Provo City Center Temple
History was changed forever in Provo, Utah when the historic Provo Tabernacle, originally constructed in 1883, was gutted by a four-alarm fire.
It remains unclear what started the blaze, but the night before the fire, crews were inside of the building filming a rehearsal for a popular holiday production.
Residents were devastated by what appeared to be the end of the story for the Tabernacle, which served as an extremely important part of the community’s heritage and a centerpiece for the Church of Jesus Christ of Latter Day Saints (LDS.) The fire was so devastating it left nothing more than the rubble foundation and the brick façade somewhat intact. Community members waited anxiously for leaders of the Church, local engineers and authorities to meet and determine the fate of the popular building.
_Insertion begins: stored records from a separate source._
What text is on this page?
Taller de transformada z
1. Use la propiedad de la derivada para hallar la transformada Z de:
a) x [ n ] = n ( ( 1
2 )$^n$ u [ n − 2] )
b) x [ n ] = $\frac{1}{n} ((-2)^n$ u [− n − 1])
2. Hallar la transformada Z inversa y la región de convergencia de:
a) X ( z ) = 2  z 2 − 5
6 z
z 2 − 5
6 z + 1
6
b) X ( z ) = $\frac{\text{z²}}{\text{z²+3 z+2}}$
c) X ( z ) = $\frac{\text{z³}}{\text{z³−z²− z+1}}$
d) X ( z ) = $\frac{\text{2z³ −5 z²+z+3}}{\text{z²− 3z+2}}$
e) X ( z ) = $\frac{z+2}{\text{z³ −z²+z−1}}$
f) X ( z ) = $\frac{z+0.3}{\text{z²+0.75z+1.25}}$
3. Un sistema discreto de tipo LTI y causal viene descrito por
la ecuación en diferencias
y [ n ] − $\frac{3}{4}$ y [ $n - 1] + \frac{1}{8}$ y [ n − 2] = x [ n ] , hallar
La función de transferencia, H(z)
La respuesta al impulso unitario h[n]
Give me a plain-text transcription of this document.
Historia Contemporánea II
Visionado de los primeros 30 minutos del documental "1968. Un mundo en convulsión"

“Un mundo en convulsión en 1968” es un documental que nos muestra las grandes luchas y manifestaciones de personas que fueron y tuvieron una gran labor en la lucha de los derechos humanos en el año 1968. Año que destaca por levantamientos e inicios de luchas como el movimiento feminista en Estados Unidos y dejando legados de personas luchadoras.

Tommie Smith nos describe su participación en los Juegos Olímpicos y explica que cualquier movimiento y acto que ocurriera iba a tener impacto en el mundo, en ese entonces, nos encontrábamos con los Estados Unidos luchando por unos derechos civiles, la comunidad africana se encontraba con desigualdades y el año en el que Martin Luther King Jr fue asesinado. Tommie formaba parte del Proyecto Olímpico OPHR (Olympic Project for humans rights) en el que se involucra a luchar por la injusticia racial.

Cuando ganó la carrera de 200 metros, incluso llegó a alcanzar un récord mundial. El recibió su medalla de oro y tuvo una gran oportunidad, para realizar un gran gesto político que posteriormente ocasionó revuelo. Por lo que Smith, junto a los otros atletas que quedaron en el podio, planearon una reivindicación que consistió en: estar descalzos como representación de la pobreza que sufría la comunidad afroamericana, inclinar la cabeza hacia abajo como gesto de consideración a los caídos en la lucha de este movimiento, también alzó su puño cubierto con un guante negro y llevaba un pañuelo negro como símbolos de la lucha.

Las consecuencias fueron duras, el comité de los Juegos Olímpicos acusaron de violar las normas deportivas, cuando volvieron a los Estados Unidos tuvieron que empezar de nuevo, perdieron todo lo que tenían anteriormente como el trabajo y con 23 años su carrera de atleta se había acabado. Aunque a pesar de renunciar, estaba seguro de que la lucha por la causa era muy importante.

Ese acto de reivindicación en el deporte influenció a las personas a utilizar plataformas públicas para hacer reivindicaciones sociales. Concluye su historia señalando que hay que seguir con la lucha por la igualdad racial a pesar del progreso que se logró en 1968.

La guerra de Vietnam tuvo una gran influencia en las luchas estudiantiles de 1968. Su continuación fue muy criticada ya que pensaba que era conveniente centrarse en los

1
Church leaders decided to save the building and a short two years later approved the plans that gave the Church the needed space to construct an impressive new structure. Additionally, church leaders determined that the structure would be rebuilt as a Temple.
Intense preservation and design work were required in order to begin construction on the new Provo City Temple.
Great care was taken in the designs to preserve the original historic beauty of the church’s exterior. The interior components were modeled after the originals.
The original limestone foundation, which was four feet thick and five feet deep, was removed and the excavated stone was donated to the city of Provo.
The site is located in the Wasatch Range of alluvial fan sands and gravels overlying very sensitive lacustrine clay deposits. The surficial water table was nearly 20 feet below existing grade. These conditions created an environment that required closely coordinated construction efforts and tight tolerances on dynamic variables.
Nicholson was tasked with developing and constructing an elaborate underpinning system so that two levels of basement could be constructed below the structure.
This work also included the construction of a support of excavation system around the entire complex and a groundwater cutoff wall and dewater system around the new Temple. The underpinning system was monitored by Nicholson’s sister company, Soldata, to assure that the performance was consistent with the design expectations.
Work began with the installation of 140 temporary 12-inch micropiles, which were installed to a depth of 90 feet immediately adjacent to the mortar and cobble foundation. Sections of the original foundation were removed and twin “needle” beams were installed at 56 locations, supported by the micropiles. The piles were then pre-loaded with hydraulic jacks.
It was then a surgical and intricate excavation process around the site to excavate 25,000 cubic yards around the building as welders and steel workers braced the exposed piles.
A 710-foot long, 53-foot deep cutoff wall was constructed using a mixture of existing soil, cement and bentonite slurry outside the footprint of the structure in 72 hours.
This trench effectively created the sides of a bathtub around the building to hold back the water as the second phase of excavation below the original water table began.
Four dewatering wells and two monitoring wells were installed during this hustle to drain the tub in concert with the excavation. The cutoff wall stopped the dewatering effort from extending beyond the basement to not consolidate or overstress the sensitive clay, which would cause significant settlement of adjacent properties. The next tier of bracing was installed and the remaining 20 feet of soil was excavated.
Arriving at design grade, 390 permanent piles (on two-foot centers) along the perimeter were installed to support the basement walls of the Temple. Additional items in the scope included the installation of a 20-25 foot deep beam and lagging retaining wall with tiebacks around the two city blocks’ perimeter. In areas that were below the water table, jet grouting was used as the lagging in order to control the inflow of groundwater.
To see and learn more, take a virtual tour of the Provo site with Jonathan Dwight.
The Temple took 43 months from groundbreaking to be completed. It was finished almost five years to the date of the inferno that almost destroyed it forever.
It opened its doors to hundreds of thousands of visitors eager to see the newly renovated structure, which includes four levels—two above and two below ground, plus an underground parking garage.
Despite dealing with incredibly challenging conditions, the work for this high-profile project was completed on schedule, with a high-level of interest and gratitude from the local community.
This was a once-in-a-lifetime project. To be part of the team restoring something that meant so much to this community was an honor and one none of us will soon forget.